My dad probably wants to have time by himself, but will come up and spend time with his family at least once or twice a night (more that most fathers I have encountered) becuase he loves us and wants to be with us. To what degree should we let him give what he is comfortable giving? Is it our job to encourage him to give more or is it our job to gladly receive what he offers and pray and hope that God will draw him out?

I ask these things and wonder becuase sometimes I feel like my dad on the love seat and sometimes I feel pressured to get off the love seat and give more. I have always felt that giving more was what I was supposed to do. I should work harder to give more because that is what God wants, right? That is what the good Christian does, right? As a Christian, I am expected to do more that I want and to give of myself until there is nothing left. What if I am tired and exhausted of giving more and just want to be allowed to stay on the couch once in a while? Am I a bad Christian? Am I a bad boyfriend? I feel like the answer is Yes! I am a terrible boyfriend and a terrible Christian. Relationships are all about giving of ourselves and valuing the other greater than ourselves and serving and giving and dying for one another...but it has been me who have been attempting the doing and thus I am exhausted and disparaged.

I feel, deep down, that it must be God who is doing the doing and not me, but I don't know what that looks like. I don't know how to let myself be who I am becuase that person is not good enough. What I am ever more coming to understand is that that person is never good enough. It must be God in us who works and moves us to love others and to die to ourselves, but what is life supposed to look like while that is not happening?

I am torn.
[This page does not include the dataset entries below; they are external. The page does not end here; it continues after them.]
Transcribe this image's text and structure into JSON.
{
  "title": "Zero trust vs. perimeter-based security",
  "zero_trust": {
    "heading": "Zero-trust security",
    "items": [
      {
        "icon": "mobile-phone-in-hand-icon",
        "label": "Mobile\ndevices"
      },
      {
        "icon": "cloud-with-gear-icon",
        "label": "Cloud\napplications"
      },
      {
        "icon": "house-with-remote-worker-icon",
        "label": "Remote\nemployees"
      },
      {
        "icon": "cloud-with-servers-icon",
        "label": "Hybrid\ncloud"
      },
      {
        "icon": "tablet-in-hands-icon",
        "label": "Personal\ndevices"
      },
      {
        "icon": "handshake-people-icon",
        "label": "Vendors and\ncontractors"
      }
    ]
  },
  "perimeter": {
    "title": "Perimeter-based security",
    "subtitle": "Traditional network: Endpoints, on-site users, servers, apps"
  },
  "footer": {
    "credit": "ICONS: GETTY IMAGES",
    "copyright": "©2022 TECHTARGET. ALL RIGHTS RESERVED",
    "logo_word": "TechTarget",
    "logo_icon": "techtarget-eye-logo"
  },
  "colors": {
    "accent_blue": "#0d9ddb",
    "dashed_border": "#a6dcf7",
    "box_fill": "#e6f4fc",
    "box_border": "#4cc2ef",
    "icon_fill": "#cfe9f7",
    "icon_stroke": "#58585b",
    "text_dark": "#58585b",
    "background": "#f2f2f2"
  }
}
Part of me wants to give all of myself and be the most amazing boyfriend ever (esp. as thoughts of being a husband continue to form) and the other part of me is tired of being-or trying to be-someone I am not because I am not the best boyfriend ever...Sometimes I just want to be left to sit on the love seat, but Jesus never stayed on the love seat...

...and Kathryn deserves much more than a man who just wants to say on the love seat.